The number of pairs is finite. The number of buyers wanting them is many multiples of that number. Nike could raise the price. They choose not to. The result is one of the most studied price gaps in modern retail. Within minutes of a release, the same pair appears on StockX, the Detroit-based marketplace founded in 2015 by Dan Gilbert and Josh Luber.
A Travis Scott Air Jordan one that retailed at 180 dollars trades at 1,500. A Dior Air Jordan that retailed at 2,000 trades at 6,000. The reseller who flipped them captured the gap a second time over.
Two different parties in the same transaction had been getting a deal that was not visible at the cash register.
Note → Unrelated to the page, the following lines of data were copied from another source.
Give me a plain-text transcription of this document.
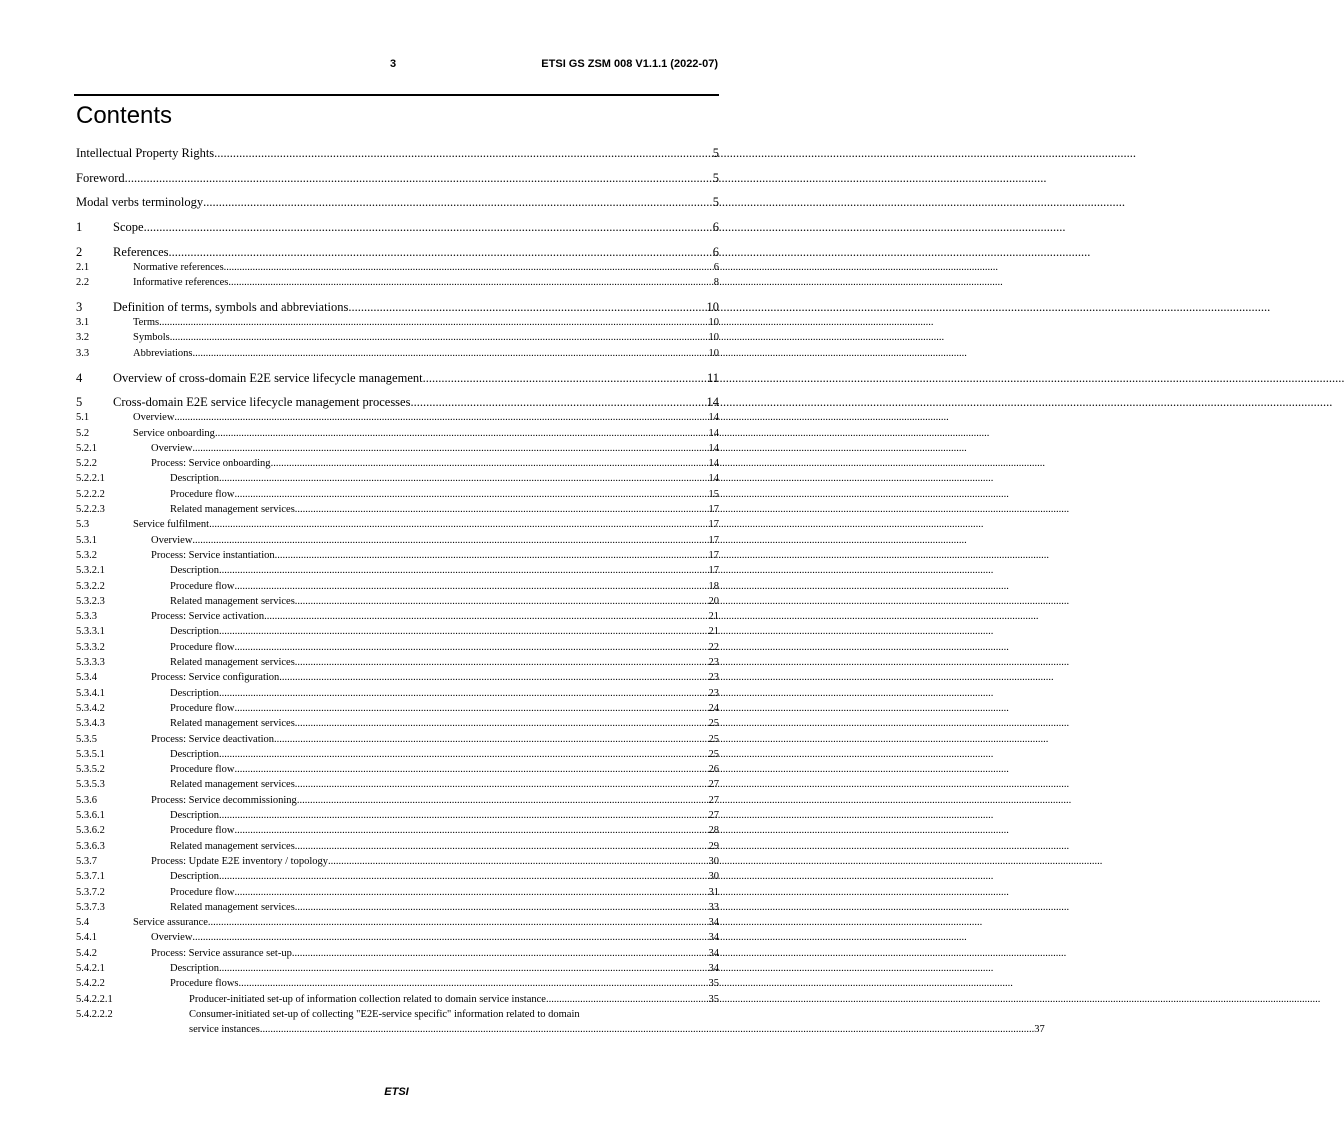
3	ETSI GS ZSM 008 V1.1.1 (2022-07)
Contents
Intellectual Property Rights .....	5
Foreword .....	5
Modal verbs terminology .....	5
1	Scope .....	6
2	References .....	6
2.1	Normative references .....	6
2.2	Informative references .....	8
3	Definition of terms, symbols and abbreviations .....	10
3.1	Terms .....	10
3.2	Symbols .....	10
3.3	Abbreviations .....	10
4	Overview of cross-domain E2E service lifecycle management .....	11
5	Cross-domain E2E service lifecycle management processes .....	14
5.1	Overview .....	14
5.2	Service onboarding .....	14
5.2.1	Overview .....	14
5.2.2	Process: Service onboarding .....	14
5.2.2.1	Description .....	14
5.2.2.2	Procedure flow .....	15
5.2.2.3	Related management services .....	17
5.3	Service fulfilment .....	17
5.3.1	Overview .....	17
5.3.2	Process: Service instantiation .....	17
5.3.2.1	Description .....	17
5.3.2.2	Procedure flow .....	18
5.3.2.3	Related management services .....	20
5.3.3	Process: Service activation .....	21
5.3.3.1	Description .....	21
5.3.3.2	Procedure flow .....	22
5.3.3.3	Related management services .....	23
5.3.4	Process: Service configuration .....	23
5.3.4.1	Description .....	23
5.3.4.2	Procedure flow .....	24
5.3.4.3	Related management services .....	25
5.3.5	Process: Service deactivation .....	25
5.3.5.1	Description .....	25
5.3.5.2	Procedure flow .....	26
5.3.5.3	Related management services .....	27
5.3.6	Process: Service decommissioning .....	27
5.3.6.1	Description .....	27
5.3.6.2	Procedure flow .....	28
5.3.6.3	Related management services .....	29
5.3.7	Process: Update E2E inventory / topology .....	30
5.3.7.1	Description .....	30
5.3.7.2	Procedure flow .....	31
5.3.7.3	Related management services .....	33
5.4	Service assurance .....	34
5.4.1	Overview .....	34
5.4.2	Process: Service assurance set-up .....	34
5.4.2.1	Description .....	34
5.4.2.2	Procedure flows .....	35
5.4.2.2.1	Producer-initiated set-up of information collection related to domain service instance .....	35
5.4.2.2.2	Consumer-initiated set-up of collecting "E2E-service specific" information related to domain
service instances .....	37
ETSI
The fan who scored a pair below market value walked away with hundreds of dollars in extra value. Nike, as a producer, sold its inventory at a price that comfortably covered its costs. Both sides got more than they would have settled for. Resale platforms simply made the second side of that gap visible. When buyers pay less than they would have been willing to pay, the difference is what economists call consumer surplus. When sellers receive more than they would have been willing to accept, the difference is producer surplus. Nike could have raised retail prices to capture the gap, but found that the line of fans willing to camp out, the cult around limited drops, was worth more to the brand than the dollars left on the table. The surplus was the brand strategy.